I thought about Proverbs 26:4 where it says, “[Don’t] answer a fool according to his folly, or you will be like him yourself.”   With so few pauses in my journal and probably in my prayers I wondered if God took his own advice.  If His wisdom is good enough for me wouldn’t He apply it to himself?  Are the times He’s silent on a matter the result of knowing it would be pointless to answer?  Is He heeding his own counsel by not responding because to do so would reduce Him to my level?  The one where I love the sound of my voice and actually have very little patience to listen for His?  When God is silent could this be why?

I think so.  Where my prayers appear to earnestly seek the truth they might actually all sound the same.  Lots of chatter and commentary with very little space for the bigger more poignant questions because those answers aren’t what I really want.  I’ve already made up my mind.  I’ve got figured it out.  I’ve rationalized it all away.  My prayers are said to reinforce my own position.  I don’t see this but God knows.  He knows when it’s pointless to answer and so He doesn’t.  Not for lack of caring but God will not be made a fool of by me.  When responding would be futile He’s going to take His own counsel.

This epiphany stung like a bee, a big neon yellow one!  My very frustration with all the blah, blah, and blah of the day was no different from what I do with God.  Where at times I know it serves no good purpose to answer a question so does God.  The difference is He’s far more tolerant than me.  I can carry on for months and when I finally ask the right question or I’m ready to hear a real answer He will speak.  Then the second part of the Proverb is likely to come true, “Answer a fool according to his folly or he will be wise in his own eyes.” A nice way of saying I’ll get put in my place which is exactly where I should be quietly sitting anyway.

I’m hoping when I get there a penny will be waiting like the one in front of my locker – a penny to remind me to bow down gracefully and listen.  I’m really no different than the big bumble bee man but hopefully  I’m learning that God knows to be silent with me because that’s the only thing that might stop my buzzing!

4 Comments
  1. Is it in Kings that we learn of “the still small voice” of God?
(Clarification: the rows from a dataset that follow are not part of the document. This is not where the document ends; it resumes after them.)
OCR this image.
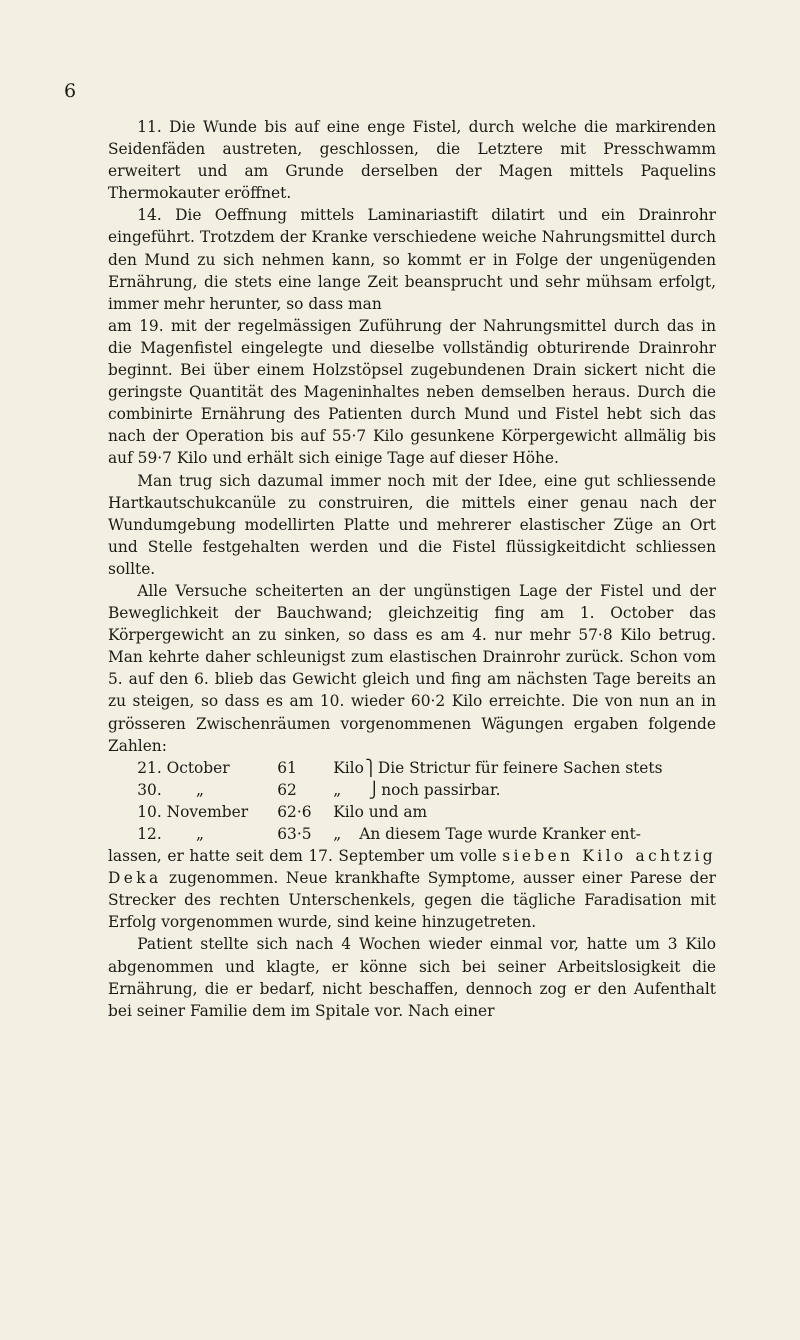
6

11. Die Wunde bis auf eine enge Fistel, durch welche die markirenden Seidenfäden austreten, geschlossen, die Letztere mit Presschwamm erweitert und am Grunde derselben der Magen mittels Paquelins Thermokauter eröffnet.

14. Die Oeffnung mittels Laminariastift dilatirt und ein Drainrohr eingeführt. Trotzdem der Kranke verschiedene weiche Nahrungsmittel durch den Mund zu sich nehmen kann, so kommt er in Folge der ungenügenden Ernährung, die stets eine lange Zeit beansprucht und sehr mühsam erfolgt, immer mehr herunter, so dass man

am 19. mit der regelmässigen Zuführung der Nahrungsmittel durch das in die Magenfistel eingelegte und dieselbe vollständig obturirende Drainrohr beginnt. Bei über einem Holzstöpsel zugebundenen Drain sickert nicht die geringste Quantität des Mageninhaltes neben demselben heraus. Durch die combinirte Ernährung des Patienten durch Mund und Fistel hebt sich das nach der Operation bis auf 55·7 Kilo gesunkene Körpergewicht allmälig bis auf 59·7 Kilo und erhält sich einige Tage auf dieser Höhe.

Man trug sich dazumal immer noch mit der Idee, eine gut schliessende Hartkautschukcanüle zu construiren, die mittels einer genau nach der Wundumgebung modellirten Platte und mehrerer elastischer Züge an Ort und Stelle festgehalten werden und die Fistel flüssigkeitdicht schliessen sollte.

Alle Versuche scheiterten an der ungünstigen Lage der Fistel und der Beweglichkeit der Bauchwand; gleichzeitig fing am 1. October das Körpergewicht an zu sinken, so dass es am 4. nur mehr 57·8 Kilo betrug. Man kehrte daher schleunigst zum elastischen Drainrohr zurück. Schon vom 5. auf den 6. blieb das Gewicht gleich und fing am nächsten Tage bereits an zu steigen, so dass es am 10. wieder 60·2 Kilo erreichte. Die von nun an in grösseren Zwischenräumen vorgenommenen Wägungen ergaben folgende Zahlen:

21. October	61	Kilo ⎫ Die Strictur für feinere Sachen stets
30.       „	62	„	⎭ noch passirbar.
10. November	62·6	Kilo und am
12.       „	63·5	„	An diesem Tage wurde Kranker ent-

lassen, er hatte seit dem 17. September um volle sieben Kilo achtzig Deka zugenommen. Neue krankhafte Symptome, ausser einer Parese der Strecker des rechten Unterschenkels, gegen die tägliche Faradisation mit Erfolg vorgenommen wurde, sind keine hinzugetreten.

Patient stellte sich nach 4 Wochen wieder einmal vor, hatte um 3 Kilo abgenommen und klagte, er könne sich bei seiner Arbeitslosigkeit die Ernährung, die er bedarf, nicht beschaffen, dennoch zog er den Aufenthalt bei seiner Familie dem im Spitale vor. Nach einer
Maybe I hear Him best when I am still and small…even silent. I continue to ponder this silence thing. There is a DVD/film I love entitled “Into Great Silence” and I think I’m ready to view it…contemplate it… again. I need to be reminded again of the power of silence. Thanks, Karen.

  2. Such a fitting passage of Scripture Joan! 1 Kings 19:11-13…I love the way God wasn’t in the storm….I try to remind myself that the enemy shouts whereas God seems to prefer a whisper. I’ll look for the DVD.

  3. I know and have known many many “fat bald men.” None of them act or acted like the man you describe. Perhaps, some day, you’ll meet “fat bald men” that aren’t social bees.
    Love,
    Dad

  4. LOL! I didn’t say “fat” just large. Sort of a linebacker turned skier.